Just like the man I promised I’d be, I still watch over and try to protect you. I feel your pain. I know what these things mean/meant to you. I’ll never forget, even though I may turn my face the other way when I see you. All I can think is one word, “Fuck”. It’s one of those things where my morals are controlling me when I’d rather my brain and logic did. Sometimes I wish I could turn off my “I care” switch because there are a good amount of people in and out of my life that I care about when I shouldn’t at all. People that don’t deserve the kind of kindness and protection I would be willing to offer.
Sometimes it’s like my soul gets out of my body while I’m sitting on the floor, looks at me while standing over me, tries to slap my head and yell at me, but my physical being can’t hear or feel it. I don’t want to care anymore. I don’t want to be that person who’s willing to give his life for everyone because he wants his own to be worth something to someone else. I’ve made myself so happy, but there’s something missing. I want to make others happy, help others, let others know that they can find a safety in me that most people can’t offer. It’s my one weakness: I’m too kind.

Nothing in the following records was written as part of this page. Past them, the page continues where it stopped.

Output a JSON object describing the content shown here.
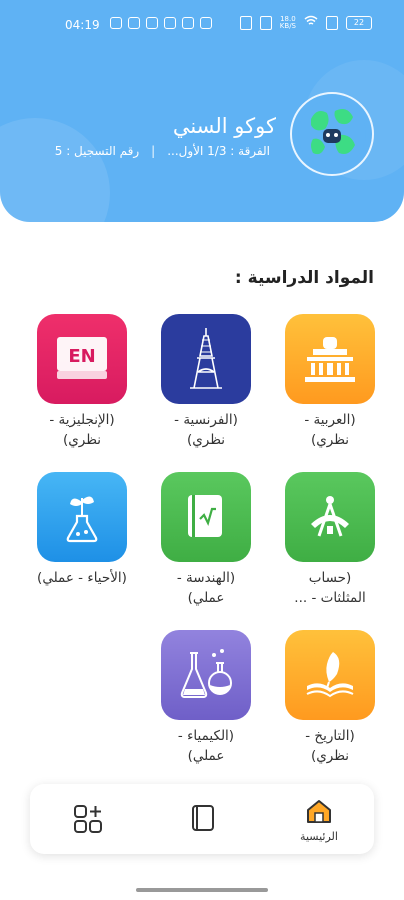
{
  "status_bar": {
    "time": "04:19",
    "network": "18.0\nKB/S",
    "battery": "22"
  },
  "profile": {
    "name": "كوكو السني",
    "grade": "الفرقة : 1/3 الأول...",
    "separator": "|",
    "registration": "رقم التسجيل : 5"
  },
  "section_title": "المواد الدراسية :",
  "subjects": [
    {
      "label": "(العربية - نظري)",
      "icon": "capitol-building-icon",
      "color": "#ffa726"
    },
    {
      "label": "(الفرنسية - نظري)",
      "icon": "eiffel-tower-icon",
      "color": "#2b3c9e"
    },
    {
      "label": "(الإنجليزية - نظري)",
      "icon": "english-book-icon",
      "color": "#e91e63"
    },
    {
      "label": "(حساب المثلثات - ...",
      "icon": "compass-ruler-icon",
      "color": "#4caf50"
    },
    {
      "label": "(الهندسة - عملي)",
      "icon": "geometry-book-icon",
      "color": "#43a047"
    },
    {
      "label": "(الأحياء - عملي)",
      "icon": "plant-flask-icon",
      "color": "#1e9be9"
    },
    {
      "label": "(التاريخ - نظري)",
      "icon": "quill-book-icon",
      "color": "#ffa000"
    },
    {
      "label": "(الكيمياء - عملي)",
      "icon": "chemistry-flasks-icon",
      "color": "#7e6fd0"
    }
  ],
  "bottom_nav": {
    "home_label": "الرئيسية",
    "home_icon": "home-icon",
    "book_icon": "book-icon",
    "apps_icon": "apps-icon"
  }
}
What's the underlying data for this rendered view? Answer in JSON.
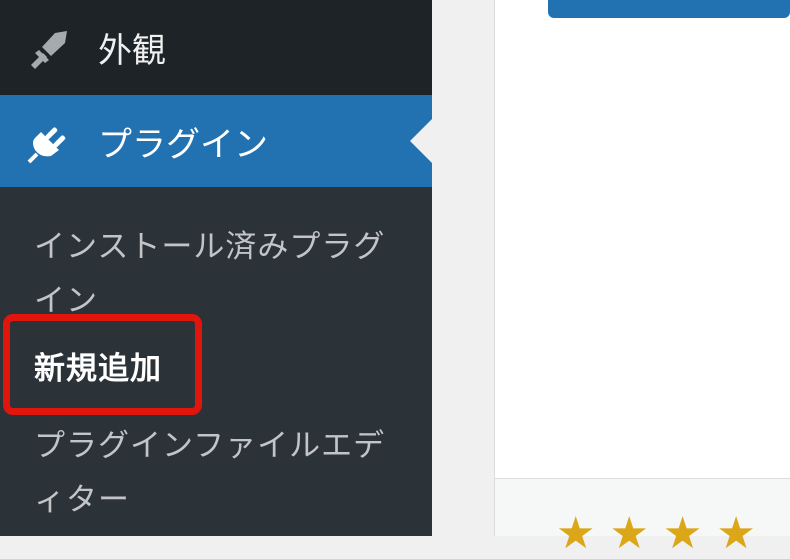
{
  "sidebar": {
    "appearance": {
      "label": "外観",
      "icon": "paintbrush-icon"
    },
    "plugins": {
      "label": "プラグイン",
      "icon": "plugin-icon"
    },
    "submenu": [
      {
        "label": "インストール済みプラグイン"
      },
      {
        "label": "新規追加",
        "current": true
      },
      {
        "label": "プラグインファイルエディター"
      }
    ]
  },
  "main": {
    "rating_stars": [
      "★",
      "★",
      "★",
      "★"
    ]
  },
  "colors": {
    "sidebar_bg": "#2c3338",
    "active_menu": "#2271b1",
    "highlight": "#e0150b",
    "star": "#dba617"
  }
}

Anyway, back to you. You’re hurting, the way I have. I know exactly the feeling that’s pouring through you. The anger, sadness, inability to trust that makes you unapproachable and defensive right now. That desire for justice, yet knowing that if you get justice it’s not going to take your pain away, and then realize you’d never wish this feeling on someone. While I know exactly what you feel, you won’t listen to me. You won’t hear me, and you won’t open yourself to me. Everytime I’ve tried to get to you lately, you just close me out. And it pains me, but I can’t help you if you won’t let me. I can’t be there for someone who’s planning their own downfall. At this point, you’ve become you’re own worst enemy. I’ll always be here should you ever need me. And I’ll always keep an eye on you, just make sure you’re doing okay. You probably won’t ever know, but I’m okay with that.